With support from The Commonwealth Fund, NORC at the University of Chicago is in its second year of building a national database of federally-facilitated marketplace and state-based marketplace health plans. The database includes plans across a variety of urban, suburban, and rural rating region areas in each state to provide a more complete picture of market conditions. This database also compiles data on premiums, deductibles, out-of-pocket limits, and other benefits data, for all levels of coverage.
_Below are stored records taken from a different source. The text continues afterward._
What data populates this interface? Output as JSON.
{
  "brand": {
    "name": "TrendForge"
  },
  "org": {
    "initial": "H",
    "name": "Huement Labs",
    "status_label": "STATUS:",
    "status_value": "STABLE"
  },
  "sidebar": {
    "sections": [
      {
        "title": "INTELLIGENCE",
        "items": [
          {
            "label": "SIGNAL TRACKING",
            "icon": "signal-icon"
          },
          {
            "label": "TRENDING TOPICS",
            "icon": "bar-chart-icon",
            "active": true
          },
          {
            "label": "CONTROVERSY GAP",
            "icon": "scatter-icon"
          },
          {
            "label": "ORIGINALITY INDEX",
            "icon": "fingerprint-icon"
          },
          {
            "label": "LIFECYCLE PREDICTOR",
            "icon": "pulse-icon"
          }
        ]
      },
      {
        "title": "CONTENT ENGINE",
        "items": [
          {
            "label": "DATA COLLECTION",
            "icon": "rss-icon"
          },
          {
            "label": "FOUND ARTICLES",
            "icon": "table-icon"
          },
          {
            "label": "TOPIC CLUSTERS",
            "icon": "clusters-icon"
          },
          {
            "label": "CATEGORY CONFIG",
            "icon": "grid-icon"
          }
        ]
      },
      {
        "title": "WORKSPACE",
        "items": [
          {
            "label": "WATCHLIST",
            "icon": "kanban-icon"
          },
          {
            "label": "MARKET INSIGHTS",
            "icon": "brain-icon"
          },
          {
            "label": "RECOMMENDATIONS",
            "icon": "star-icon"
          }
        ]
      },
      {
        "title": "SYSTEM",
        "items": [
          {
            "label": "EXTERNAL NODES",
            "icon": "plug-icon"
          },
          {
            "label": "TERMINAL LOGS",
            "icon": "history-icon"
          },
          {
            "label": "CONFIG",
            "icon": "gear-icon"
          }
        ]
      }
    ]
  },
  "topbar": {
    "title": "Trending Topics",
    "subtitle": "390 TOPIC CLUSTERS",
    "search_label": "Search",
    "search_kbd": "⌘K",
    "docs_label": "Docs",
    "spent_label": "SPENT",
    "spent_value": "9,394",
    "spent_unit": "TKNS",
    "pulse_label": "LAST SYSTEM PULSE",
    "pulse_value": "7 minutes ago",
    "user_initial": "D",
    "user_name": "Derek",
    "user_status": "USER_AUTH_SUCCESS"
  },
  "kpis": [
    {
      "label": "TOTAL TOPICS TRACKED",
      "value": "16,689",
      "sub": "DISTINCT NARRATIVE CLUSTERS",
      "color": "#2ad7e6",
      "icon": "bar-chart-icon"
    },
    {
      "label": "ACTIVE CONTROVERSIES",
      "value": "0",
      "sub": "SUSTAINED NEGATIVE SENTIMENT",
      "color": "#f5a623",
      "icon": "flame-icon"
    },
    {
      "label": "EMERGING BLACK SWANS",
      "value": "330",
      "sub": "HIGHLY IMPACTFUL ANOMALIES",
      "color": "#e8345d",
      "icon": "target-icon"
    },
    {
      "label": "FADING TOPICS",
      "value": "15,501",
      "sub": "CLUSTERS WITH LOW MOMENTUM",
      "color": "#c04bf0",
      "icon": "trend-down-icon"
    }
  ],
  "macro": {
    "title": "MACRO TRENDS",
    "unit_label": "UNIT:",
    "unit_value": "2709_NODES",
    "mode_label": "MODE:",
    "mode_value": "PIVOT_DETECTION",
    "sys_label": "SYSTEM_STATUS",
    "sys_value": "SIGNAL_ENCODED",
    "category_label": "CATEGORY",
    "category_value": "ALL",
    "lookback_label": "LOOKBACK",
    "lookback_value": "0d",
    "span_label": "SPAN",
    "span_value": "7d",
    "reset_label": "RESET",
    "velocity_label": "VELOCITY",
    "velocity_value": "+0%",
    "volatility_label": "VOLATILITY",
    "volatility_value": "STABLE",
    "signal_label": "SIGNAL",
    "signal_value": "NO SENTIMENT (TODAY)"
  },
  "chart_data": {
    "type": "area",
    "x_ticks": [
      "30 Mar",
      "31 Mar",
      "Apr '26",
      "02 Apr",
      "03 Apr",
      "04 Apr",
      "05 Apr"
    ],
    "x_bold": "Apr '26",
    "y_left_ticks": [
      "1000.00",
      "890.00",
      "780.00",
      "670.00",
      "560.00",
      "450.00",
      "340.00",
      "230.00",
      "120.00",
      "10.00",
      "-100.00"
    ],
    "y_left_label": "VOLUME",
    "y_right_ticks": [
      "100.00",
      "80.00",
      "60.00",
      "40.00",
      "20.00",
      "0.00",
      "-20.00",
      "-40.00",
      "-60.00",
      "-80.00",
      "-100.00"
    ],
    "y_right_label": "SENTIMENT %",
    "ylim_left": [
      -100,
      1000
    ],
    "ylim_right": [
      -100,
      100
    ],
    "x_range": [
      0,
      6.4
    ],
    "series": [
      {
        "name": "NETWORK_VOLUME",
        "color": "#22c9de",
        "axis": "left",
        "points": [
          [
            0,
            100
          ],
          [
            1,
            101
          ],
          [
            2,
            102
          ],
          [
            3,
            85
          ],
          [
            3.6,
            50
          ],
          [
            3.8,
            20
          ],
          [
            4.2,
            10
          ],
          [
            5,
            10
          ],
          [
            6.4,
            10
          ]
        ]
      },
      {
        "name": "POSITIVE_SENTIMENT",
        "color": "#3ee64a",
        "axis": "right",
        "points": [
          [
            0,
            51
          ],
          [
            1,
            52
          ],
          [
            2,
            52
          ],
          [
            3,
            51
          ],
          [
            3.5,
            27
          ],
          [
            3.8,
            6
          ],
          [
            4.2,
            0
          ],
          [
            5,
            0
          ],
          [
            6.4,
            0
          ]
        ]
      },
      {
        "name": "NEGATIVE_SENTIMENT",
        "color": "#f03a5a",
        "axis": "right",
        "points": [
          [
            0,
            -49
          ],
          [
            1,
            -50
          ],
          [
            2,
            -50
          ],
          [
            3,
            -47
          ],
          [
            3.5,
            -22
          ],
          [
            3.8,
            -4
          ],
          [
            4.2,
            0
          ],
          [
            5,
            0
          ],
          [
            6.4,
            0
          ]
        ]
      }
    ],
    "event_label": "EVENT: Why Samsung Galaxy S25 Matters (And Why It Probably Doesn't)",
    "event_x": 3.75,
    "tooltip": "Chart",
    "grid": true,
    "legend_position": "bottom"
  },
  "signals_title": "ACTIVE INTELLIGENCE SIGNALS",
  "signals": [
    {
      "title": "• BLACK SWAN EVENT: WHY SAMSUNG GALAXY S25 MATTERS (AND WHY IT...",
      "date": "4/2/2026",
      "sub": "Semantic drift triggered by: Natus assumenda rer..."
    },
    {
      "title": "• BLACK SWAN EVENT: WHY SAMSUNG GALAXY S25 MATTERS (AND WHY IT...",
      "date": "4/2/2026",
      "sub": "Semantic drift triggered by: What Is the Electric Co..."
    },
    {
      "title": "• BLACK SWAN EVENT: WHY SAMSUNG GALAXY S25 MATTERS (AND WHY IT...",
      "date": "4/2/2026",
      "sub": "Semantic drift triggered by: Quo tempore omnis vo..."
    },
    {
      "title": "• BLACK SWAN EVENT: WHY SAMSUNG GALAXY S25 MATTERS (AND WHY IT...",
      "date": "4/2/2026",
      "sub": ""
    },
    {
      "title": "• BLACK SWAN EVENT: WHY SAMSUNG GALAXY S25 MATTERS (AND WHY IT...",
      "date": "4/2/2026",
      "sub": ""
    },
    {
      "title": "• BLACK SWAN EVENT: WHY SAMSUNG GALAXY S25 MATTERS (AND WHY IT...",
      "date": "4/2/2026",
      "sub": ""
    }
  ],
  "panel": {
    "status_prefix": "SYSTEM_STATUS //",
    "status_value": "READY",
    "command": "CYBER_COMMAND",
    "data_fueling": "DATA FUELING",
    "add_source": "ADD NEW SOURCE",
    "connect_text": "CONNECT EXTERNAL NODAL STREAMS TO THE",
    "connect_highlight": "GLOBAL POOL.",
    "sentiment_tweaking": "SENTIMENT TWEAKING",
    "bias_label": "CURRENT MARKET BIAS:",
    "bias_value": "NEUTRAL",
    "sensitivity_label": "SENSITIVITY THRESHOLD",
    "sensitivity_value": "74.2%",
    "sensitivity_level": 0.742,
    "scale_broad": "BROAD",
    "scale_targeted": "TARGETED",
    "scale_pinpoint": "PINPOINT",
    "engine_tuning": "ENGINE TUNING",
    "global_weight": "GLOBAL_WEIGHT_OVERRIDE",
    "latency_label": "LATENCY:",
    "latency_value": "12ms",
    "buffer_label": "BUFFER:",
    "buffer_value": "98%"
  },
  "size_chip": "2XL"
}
1 Kaiser Family Foundation, Employer Health Benefits Surveys, 2000–15.
2 As a result, all 2015–16 changes presented in this post exclude New York data for plan year 2016, while any 2016 cross-sectional estimates include New York.
3 Data were collected for up to two rating areas per stratum (urban, suburban, and rural).
4 T. Spiro and J. Gruber, “The Affordable Care Acts Lower Than Projected Premiums Will Save $190 Billion,” Center for American Progress, October 23, 2013.
5 B. Herman, “Feds Short Insurers $2.5 Billion on Exchange Plan Losses,” Modern Healthcare, October 1, 2015, and A. Mathews, “Health Insurers Struggle to Profit From ACA Plans,” The Wall Street Journal, November 1, 2015.
7 Center for Medicare and Medicaid Services, “Reinsurance, Risk Corridors, and Risk Adjustment Final Rule."